The 'grand chasserot' reddened.

"I shall never take amiss what you may say to me, Reine!" faltered he; "for I can not doubt your good heart-I have known it since the time when we played together in the cure's garden, while waiting for the time to repeat the catechism. But there is no hurry as yet; the heir will not arrive for several weeks, and by that time, I trust, we shall have had a chance to turn round."

They had reached the boundary of the forest where the fields of La Thuiliere begin.

By the last fading light of day they could distinguish the black outline of the ancient forge, now become a grange, and a light was twinkling in one of the low windows of the farm.
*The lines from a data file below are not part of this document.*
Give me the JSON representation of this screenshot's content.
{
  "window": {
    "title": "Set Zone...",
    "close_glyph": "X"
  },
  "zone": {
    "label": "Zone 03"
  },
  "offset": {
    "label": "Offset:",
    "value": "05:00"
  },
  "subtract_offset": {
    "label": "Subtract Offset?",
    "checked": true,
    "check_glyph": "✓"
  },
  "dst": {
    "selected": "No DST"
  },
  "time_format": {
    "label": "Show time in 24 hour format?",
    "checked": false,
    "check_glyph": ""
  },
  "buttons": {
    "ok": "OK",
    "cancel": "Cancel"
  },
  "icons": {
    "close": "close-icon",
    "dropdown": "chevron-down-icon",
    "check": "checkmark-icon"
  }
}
"Here you are at home," continued Claudet, laying the bundle of nuts on the flat stone wall which surrounded the farm buildings; "I wish you good-night."

"Will you not come in and get warm?"

"No; I must go back," replied he.

"Good-night, then, Claudet; au revoir and good courage!"

He gazed at her for a moment in the deepening twilight, then, abruptly pressing her hands:

"Thank you, Reine," murmured he in a choking voice, "you are a good girl, and I love you very much!"

He left the young mistress of the farm precipitately, and plunged again into the woods.